Requiem por el Dúplex
Anoche soñé que volvía a Manderley…
Ayer tenía un día intrascendente y bellaco, como suelen ser muchos de los laborables para un profesional de nivel medio con más de cuarenta palos y una agenda de cuatro localizaciones repartidas por Madrid en una sola sesión.
Al final de la tarde, camino del último compromiso, había encajado la cita siempre aplazada con un amigo de libros y películas, que son los que nunca te fallan. Nuestra conversación se iba a ceñir prácticamente a un desplazamiento en coche: me recogió en Ventas después de zafarse del atasco de la M-30, para llevarme hacia Diego de León, donde yo cerraba el día en la presentación de una nueva cerveza y él continuaría ruta hacia otro incendio igual de inaplazable e irrelevante. Pero llegamos con un poco de margen y buscamos cómo aparcar para tomar una rápida.
Madrid es ilimitada y en el fondo frecuentamos de ella cuatro aceras, dos bocas de metro y el bar del desayuno, que van variando de emplazamiento con el paso del tiempo y sus mudanzas. Y así puedes recordar de una calle de tu ciudad un pasado más muerto que el general de las guerras carlistas que le pone nombre. Porque la última vez que salí de un coche allí, las plazas de aparcamiento de General Oráa no eran de pago y el Cine Dúplex estaba abierto.

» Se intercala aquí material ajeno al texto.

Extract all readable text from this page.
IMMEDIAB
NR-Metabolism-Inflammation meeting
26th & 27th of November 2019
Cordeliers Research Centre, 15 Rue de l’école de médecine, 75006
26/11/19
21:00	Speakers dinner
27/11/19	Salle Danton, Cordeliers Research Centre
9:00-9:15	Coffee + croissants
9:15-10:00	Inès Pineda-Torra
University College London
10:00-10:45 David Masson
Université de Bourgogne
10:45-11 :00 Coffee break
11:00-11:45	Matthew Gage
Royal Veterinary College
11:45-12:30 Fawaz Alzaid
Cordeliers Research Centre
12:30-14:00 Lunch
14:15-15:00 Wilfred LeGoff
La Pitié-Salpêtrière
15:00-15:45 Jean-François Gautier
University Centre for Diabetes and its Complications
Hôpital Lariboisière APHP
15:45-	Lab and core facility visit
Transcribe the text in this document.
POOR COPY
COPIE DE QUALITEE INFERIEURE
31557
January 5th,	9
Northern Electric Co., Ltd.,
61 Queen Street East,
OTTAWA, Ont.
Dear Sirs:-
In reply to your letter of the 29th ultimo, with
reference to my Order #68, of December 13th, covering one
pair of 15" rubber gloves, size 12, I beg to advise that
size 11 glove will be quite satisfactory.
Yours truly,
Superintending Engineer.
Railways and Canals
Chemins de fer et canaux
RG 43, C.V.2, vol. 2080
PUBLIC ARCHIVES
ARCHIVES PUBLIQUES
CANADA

El Cine Dúplex. Con todas las letras aún en su sitio y las puertas tapiadas bajo los arcos azules que le dieron siempre su único signo de coquetería arquitectónica. Ya sé, ya sé. No hablamos del cierre del Metropolitano, el Monumental, el Rialto o el Royalty (después llamado Colón, después nada), esos cines que añoraban en Nickel Odeon el mejor añorador del cine español, o sea Garci, y su veterana tropa. Pero el Dúplex fue mi cine en los ochenta, una década eléctrica que no sólo le pareció cojonuda a Randy “the Ram”.
Cuando la única multisala de postín estaba en La Vaguada y no se habían inventado el dvd y su top-manta, vivimos en Madrid un puñado de cinéfilos la época dorada del “cinestudio” que abanderaban el Fantasio, el Regio y el Griffith, los de los programas triples y los maratones de cine. En aquella fiesta, el Dúplex parecía un pariente discreto, aunque jugaba con la ventaja de los sala doble. Tras su fachada anodina y sin distancia, como de cine tirando a X, se programaban mini-ciclos de los Marx, de Woody Allen, del 007 de Connery, de Marilyn, de Wells… De 3 pelis francesas, 3 de la Ealing con Alec Guinness multiplicado, 3 japonesas imprescindibles,… O rizando el rizo de la oferta, 3 de Michelle Pfeiffer (Lady Halcón, Cuando llega la noche, Dulce libertad) o Sigourney Weaver (Alien, El año que vivimos, La calle de la media luna), cuando eran jóvenes superestrellas de las que se inventaba una retrospectiva en versión original con lo que habían estrenado casi el día anterior. Por el precio de una, tuvimos dobletes como Falso culpable y Extraños en un tren, El hombre tranquilo y Qué verde era mi valle, Elígeme y Corazonada, El precio del poder y El honor de los Prizzi…
En el Dúplex, junto a un par de compadres que no veo hace demasiado tiempo, convencimos a la taquillera para que contara en monedas de cinco y de una peseta el precio de tres butacas con las que salvarnos de una tarde ruinosa y convertirla en oro. Allí besé a la chica que se parecía a Angie Dickinson delante de la auténtica Angie Dickinson, tomé mi primer combinado en un bar de cine y me dormí en el cine por primera vez. Allí resolví encuentros y fugas, alianzas y traiciones, bochornos y heladas. Bogart me sirvió de telonero para un posterior concierto de alcohol por el lado noble de la ciudad y Michael Caine me enseñó cómo tener encuentros casuales con la mujer que amas.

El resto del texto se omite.